FLEET management, construction and house-building firm Ogilvie Group has booked steady pre-tax profits of £2.7 mil-lion in spite of a dip in turnover.
The Stirling company said turnover including revenue received from joint ventures was down from £171.8m to £168.8m in the 12 months to June 30, 2012.
The fleet business, which has around 10,500 vehicles, was the strongest performer, with turn-over accelerating from £97.7m to £104.8m and operating profit rising from £2.1m to £2.5m.
The construction results were described as "acceptable" even although expected work in the education and health sectors has been slower to begin than anticipated while Ogilvie Homes continues to be restricted by the lack of consumer confidence in the housing market.
The combined house-building and construction division reported a fall in turnover of £71.1m to £58.1m with operating profit tumbling from £1.7m to £477,000.
The group's other activities, which include IT, telecoms and land surveying, showed a rise in income from almost £3m to just short of £6m, with a £381,000 loss being turned around into a £180,000 gain.
John Watson, finance director, said: "Fleet is going from strength to strength. It has had a fantastic six months [in the current financial year] and will outstrip its profits for last year, no question."
Mr Watson said the firm was expanding its fleet activities around the UK and planned to increase its vehicle numbers in Northern Ireland from 1000 to 3000 in the next "two to three" years as it aimed to become the market leader in that country.
While admitting the housing and construction sectors remained challenging, Mr Watson said there had been some positive signs since the start of 2013. He said: "We have picked up some construction projects and mortgages appear to be becoming more available.

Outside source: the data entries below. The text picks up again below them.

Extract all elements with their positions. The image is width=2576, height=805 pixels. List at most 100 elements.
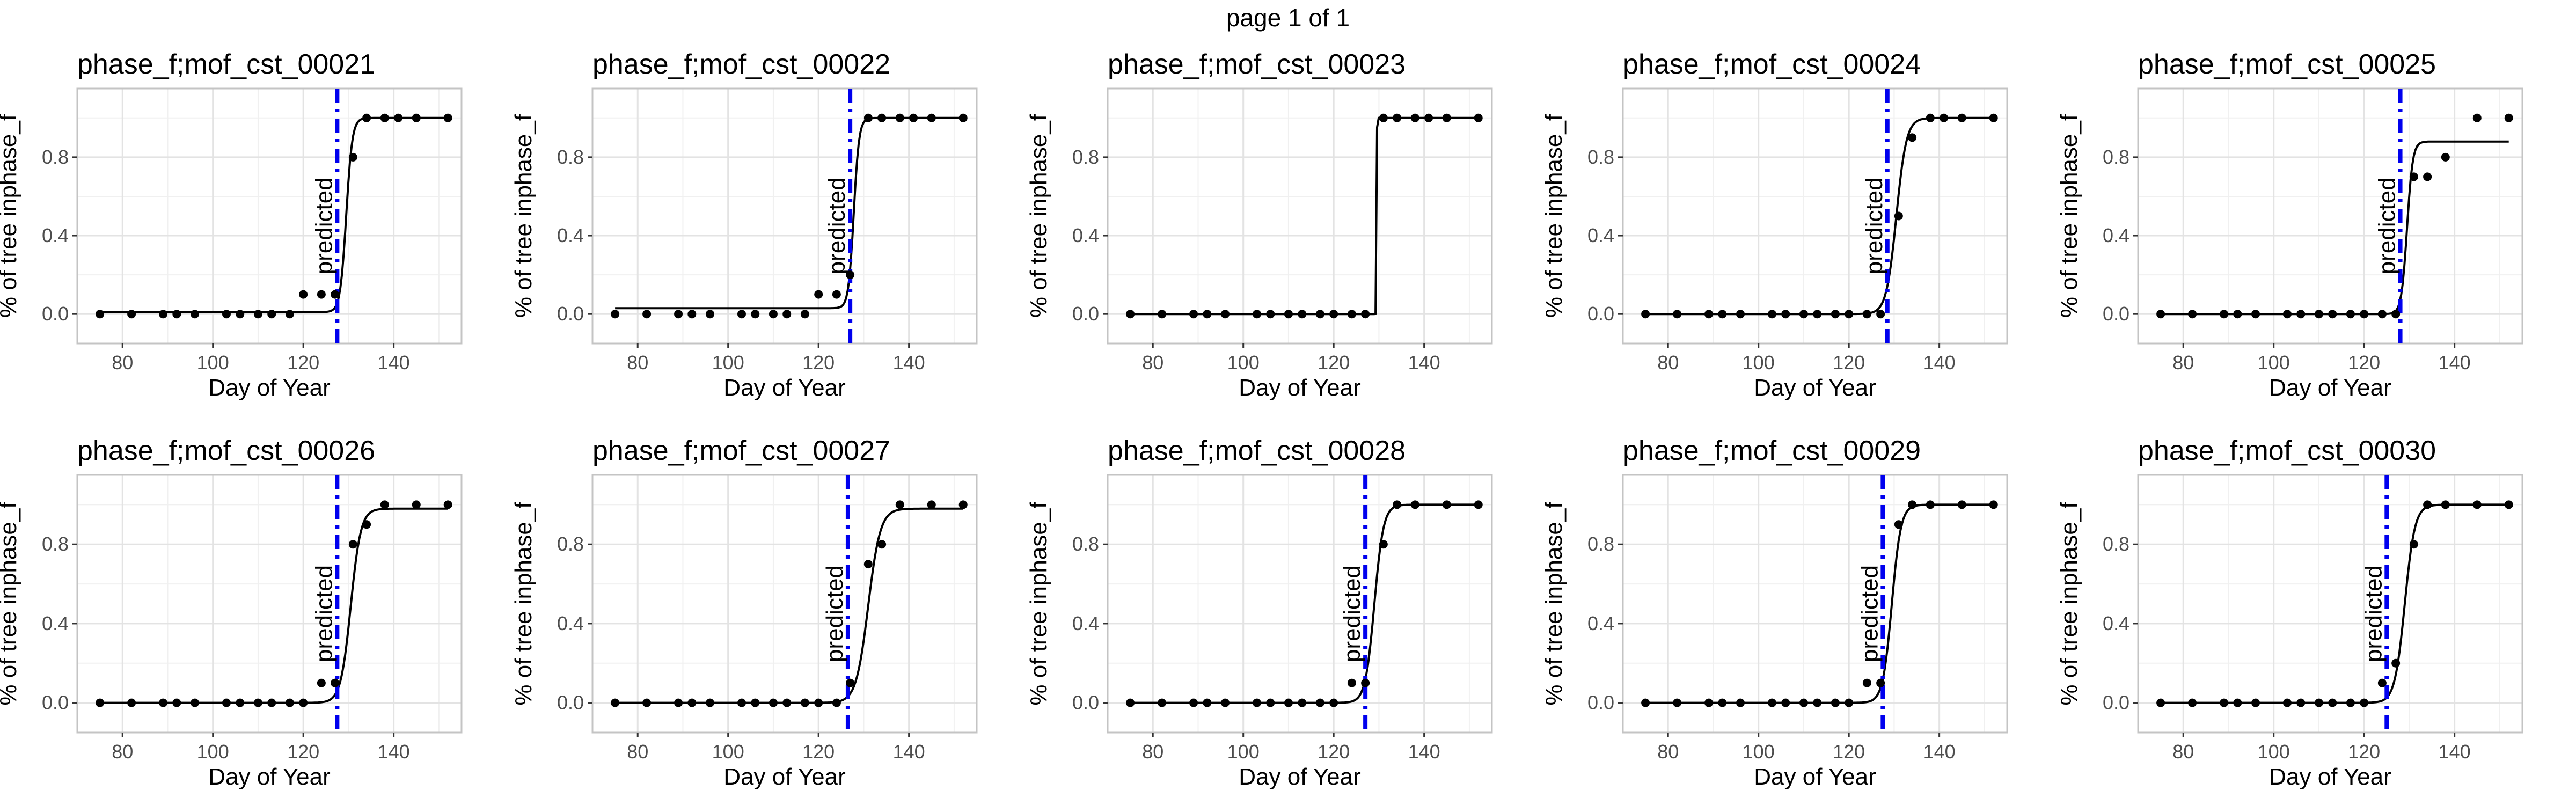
x-tick-label: 140 <box>1923 741 1956 763</box>
data-point <box>751 310 760 319</box>
data-point <box>2188 310 2197 319</box>
data-point <box>1347 678 1356 687</box>
y-tick-label: 0.8 <box>1587 533 1614 555</box>
data-point <box>1284 698 1293 707</box>
x-tick-label: 120 <box>802 352 835 374</box>
data-point <box>412 500 421 509</box>
data-point <box>1266 698 1275 707</box>
data-point <box>2391 310 2401 319</box>
data-point <box>1908 500 1917 509</box>
data-point <box>769 698 778 707</box>
fitted-curve <box>615 507 963 704</box>
data-point <box>1736 698 1745 707</box>
data-point <box>2251 698 2260 707</box>
predicted-label: predicted <box>1339 565 1365 662</box>
x-tick-label: 80 <box>2172 352 2194 374</box>
x-tick-label: 100 <box>1227 352 1260 374</box>
data-point <box>2423 172 2432 181</box>
x-tick-label: 120 <box>2348 352 2380 374</box>
chart-panel-8: 80 100 120 140 0.0 0.4 0.8 phase_f;mof_cst_0002… <box>1026 435 1493 790</box>
data-point <box>877 113 887 122</box>
data-point <box>2233 698 2242 707</box>
data-point <box>1845 698 1854 707</box>
data-point <box>1158 698 1167 707</box>
y-tick-label: 0.4 <box>557 612 584 634</box>
data-point <box>2409 172 2418 181</box>
chart-panel-10: 80 100 120 140 0.0 0.4 0.8 phase_f;mof_cst_0003… <box>2056 435 2523 790</box>
y-tick-label: 0.0 <box>2103 303 2129 325</box>
y-tick-label: 0.0 <box>2103 692 2129 714</box>
x-tick-label: 140 <box>1408 741 1440 763</box>
y-tick-label: 0.0 <box>1072 692 1099 714</box>
chart-panel-6: 80 100 120 140 0.0 0.4 0.8 phase_f;mof_cst_0002… <box>0 435 463 790</box>
data-point <box>2328 310 2337 319</box>
chart-title: phase_f;mof_cst_00027 <box>592 435 890 466</box>
data-point <box>1252 310 1261 319</box>
data-point <box>927 113 936 122</box>
data-point <box>317 290 326 299</box>
data-point <box>1252 698 1261 707</box>
data-point <box>1474 500 1483 509</box>
data-point <box>800 310 809 319</box>
data-point <box>1442 500 1451 509</box>
data-point <box>285 698 294 707</box>
x-tick-label: 140 <box>378 352 410 374</box>
x-axis-label: Day of Year <box>2269 764 2391 790</box>
data-point <box>687 310 697 319</box>
data-point <box>2377 678 2387 687</box>
data-point <box>737 698 746 707</box>
data-point <box>1126 698 1135 707</box>
data-point <box>1393 500 1402 509</box>
data-point <box>1361 678 1370 687</box>
chart-title: phase_f;mof_cst_00024 <box>1623 49 1921 80</box>
plot-border <box>2137 474 2523 734</box>
plot-border <box>1622 474 2008 734</box>
y-tick-label: 0.8 <box>42 533 69 555</box>
data-point <box>1284 310 1293 319</box>
data-point <box>706 698 715 707</box>
fitted-curve <box>615 116 963 310</box>
x-tick-label: 80 <box>1142 741 1163 763</box>
x-tick-label: 80 <box>112 352 133 374</box>
data-point <box>1736 310 1745 319</box>
data-point <box>846 270 855 280</box>
x-tick-label: 100 <box>712 741 744 763</box>
data-point <box>348 152 357 162</box>
y-tick-label: 0.4 <box>1587 612 1614 634</box>
data-point <box>2188 698 2197 707</box>
plot-border <box>76 474 463 734</box>
data-point <box>814 290 823 299</box>
data-point <box>1189 310 1198 319</box>
data-point <box>674 310 683 319</box>
data-point <box>687 698 697 707</box>
predicted-label: predicted <box>824 177 850 274</box>
x-axis-label: Day of Year <box>1754 375 1876 401</box>
data-point <box>782 310 792 319</box>
x-tick-label: 80 <box>627 741 648 763</box>
x-axis-label: Day of Year <box>208 375 331 401</box>
data-point <box>1361 310 1370 319</box>
y-tick-label: 0.4 <box>42 224 69 246</box>
data-point <box>2233 310 2242 319</box>
data-point <box>2156 310 2165 319</box>
data-point <box>285 310 294 319</box>
x-tick-label: 100 <box>2258 741 2290 763</box>
data-point <box>1347 310 1356 319</box>
data-point <box>2296 310 2306 319</box>
fitted-curve <box>2161 503 2509 704</box>
data-point <box>1298 698 1307 707</box>
data-point <box>380 113 389 122</box>
x-tick-label: 140 <box>1923 352 1956 374</box>
y-tick-label: 0.0 <box>1072 303 1099 325</box>
x-tick-label: 100 <box>2258 352 2290 374</box>
data-point <box>800 698 809 707</box>
data-point <box>1474 113 1483 122</box>
x-tick-label: 80 <box>627 352 648 374</box>
predicted-label: predicted <box>822 565 848 662</box>
data-point <box>1329 310 1338 319</box>
plot-border <box>1107 87 1493 345</box>
data-point <box>863 560 873 569</box>
data-point <box>267 698 276 707</box>
data-point <box>1126 310 1135 319</box>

"The Scottish Government's MI New Homes initiative will hopefully start to take root and 95% mortgages will return for first-time buyers."
The improvement in the IT division was put down to winning new private sector clients and some public sector contracts starting.
Net debt increased from £27m to £36m but Mr Watson said the company was operating "well within" its facilities with Barclays and would be paying debt down.
Staff costs declined from £15.7m to £15.1m while the average weekly number of employees fell from 403 to 390.
Directors' remuneration increased from £927,000 to almost £1.1m, with the highest paid seeing their pay packet grow from £331,000 to £430,000.